Predictions and estimates offered last week for the early sales numbers for Microsoft’s Surface tablet line don’t paint a very pretty picture. They’re pretty bleak in fact – especially considering how heavily hyped and marketed the Surface RT and Surface Pro have been.
Here’s some details from a Bloomberg story on this:
Microsoft has sold little more than a million of the Surface RT version and about 400,000 Surface Pros since their debuts, according to three people, who asked not to be named because sales haven’t yet been made public. The company had ordered about 3 million Surface RTs, they said. Brent Thill, an analyst at UBS AG, had initially expected Microsoft to sell 2 million Surface RT devices in the December quarter alone.
Based on Apple’s last reported quarterly results it looks like more iPads are sold every week than the total number of Surface devices sold in four and half months (the Surface RT launched in late October of 2012 and the Surface Pro in early February of this year). If Bloomberg’s numbers are anywhere near accurate, then Surface is really not making much of a dent in the tablet arena at all.
I’ve said before I think Microsoft has been clueless in the mobile space for years now, and their approach on the Surface is just further proof of this. They’re tablets that aren’t really tablets, tablets that really want to be PCs, tablets that sound as if they have to have a keyboard in order to be useful.
Another perfect example of how out of touch Microsoft remains in this area comes in the Bloomberg report. As MG Siegler points out, apparently they believe that there’s a marketing fix for the disappointing sales:
Microsoft is taking steps to turn around the tepid demand. The software maker is trying to rejigger its marketing for Surface RT, said two of the people familiar with the company.
I’ll admit I think the Surface TV ads are bizarre and likely ineffective, but this also reminds me of the early days of the iPhone – when so many Microsoft fans wrote off the iPhone’s success as being all due to slick marketing. Nothing to do with Windows Mobile being dated or the ground breaking nature of the iPhone itself – all just Apple smoke and mirrors.

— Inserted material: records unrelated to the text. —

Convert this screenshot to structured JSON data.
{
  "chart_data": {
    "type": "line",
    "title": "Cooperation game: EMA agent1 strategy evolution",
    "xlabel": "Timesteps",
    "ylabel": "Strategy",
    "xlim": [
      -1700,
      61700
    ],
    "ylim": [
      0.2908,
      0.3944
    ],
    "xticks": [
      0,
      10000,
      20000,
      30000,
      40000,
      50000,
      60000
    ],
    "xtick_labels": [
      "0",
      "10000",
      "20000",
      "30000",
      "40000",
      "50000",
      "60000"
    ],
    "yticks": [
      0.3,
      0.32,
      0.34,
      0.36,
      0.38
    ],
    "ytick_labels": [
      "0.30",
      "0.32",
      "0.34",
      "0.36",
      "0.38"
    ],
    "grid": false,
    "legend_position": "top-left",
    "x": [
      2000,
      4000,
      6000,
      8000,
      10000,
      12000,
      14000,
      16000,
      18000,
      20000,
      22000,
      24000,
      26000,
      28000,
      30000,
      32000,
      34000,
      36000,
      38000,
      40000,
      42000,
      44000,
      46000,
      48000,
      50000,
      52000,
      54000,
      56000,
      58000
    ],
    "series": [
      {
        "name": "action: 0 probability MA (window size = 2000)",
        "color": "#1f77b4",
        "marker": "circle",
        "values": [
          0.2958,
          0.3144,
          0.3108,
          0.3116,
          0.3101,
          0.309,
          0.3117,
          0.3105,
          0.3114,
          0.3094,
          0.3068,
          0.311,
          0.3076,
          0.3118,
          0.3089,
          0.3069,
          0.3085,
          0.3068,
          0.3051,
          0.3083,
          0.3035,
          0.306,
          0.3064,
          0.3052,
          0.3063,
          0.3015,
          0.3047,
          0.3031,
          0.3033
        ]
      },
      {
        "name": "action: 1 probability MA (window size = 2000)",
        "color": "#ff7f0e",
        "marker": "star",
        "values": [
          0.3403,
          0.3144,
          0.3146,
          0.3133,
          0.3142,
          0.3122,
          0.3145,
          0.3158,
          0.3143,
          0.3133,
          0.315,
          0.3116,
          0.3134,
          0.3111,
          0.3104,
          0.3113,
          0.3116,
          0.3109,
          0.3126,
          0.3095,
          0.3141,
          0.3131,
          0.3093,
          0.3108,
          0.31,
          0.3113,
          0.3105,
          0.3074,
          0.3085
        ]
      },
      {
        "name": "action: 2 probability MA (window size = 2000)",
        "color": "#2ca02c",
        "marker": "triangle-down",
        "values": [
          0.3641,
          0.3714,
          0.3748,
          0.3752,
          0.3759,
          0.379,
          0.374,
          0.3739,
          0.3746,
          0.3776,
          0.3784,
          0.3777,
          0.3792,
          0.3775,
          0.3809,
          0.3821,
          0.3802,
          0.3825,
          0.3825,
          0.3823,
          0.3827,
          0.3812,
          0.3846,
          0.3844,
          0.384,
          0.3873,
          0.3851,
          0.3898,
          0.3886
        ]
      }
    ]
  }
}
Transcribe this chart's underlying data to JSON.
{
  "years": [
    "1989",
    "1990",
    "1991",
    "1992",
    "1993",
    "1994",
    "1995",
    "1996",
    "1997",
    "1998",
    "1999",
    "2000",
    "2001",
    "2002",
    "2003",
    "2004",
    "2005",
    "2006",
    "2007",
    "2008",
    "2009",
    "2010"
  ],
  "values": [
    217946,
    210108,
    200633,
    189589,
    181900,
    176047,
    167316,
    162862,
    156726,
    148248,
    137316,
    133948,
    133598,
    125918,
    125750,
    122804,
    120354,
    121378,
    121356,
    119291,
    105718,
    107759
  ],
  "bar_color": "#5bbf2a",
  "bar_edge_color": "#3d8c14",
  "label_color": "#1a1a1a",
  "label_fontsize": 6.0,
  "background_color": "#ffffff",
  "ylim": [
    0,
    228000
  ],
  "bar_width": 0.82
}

Microsoft itself still seems to have a bit of this blinkered attitude when it comes to the iPad and the tablet space in general. Their Surface message seems to rely heavily on positioning it as the tablet to do real work on, not just a tablet for playing with – with the obvious implication being that that’s what the iPad is.
I think some day Microsoft needs to wake up and smell a bit of reality. Recognize that the iPad and Android tablets are not way, way ahead of Surface because of great marketing. They’re leaving Surface in the dust because they’re just better tablets. New dance routines in the Surface ads aren’t going to fix that.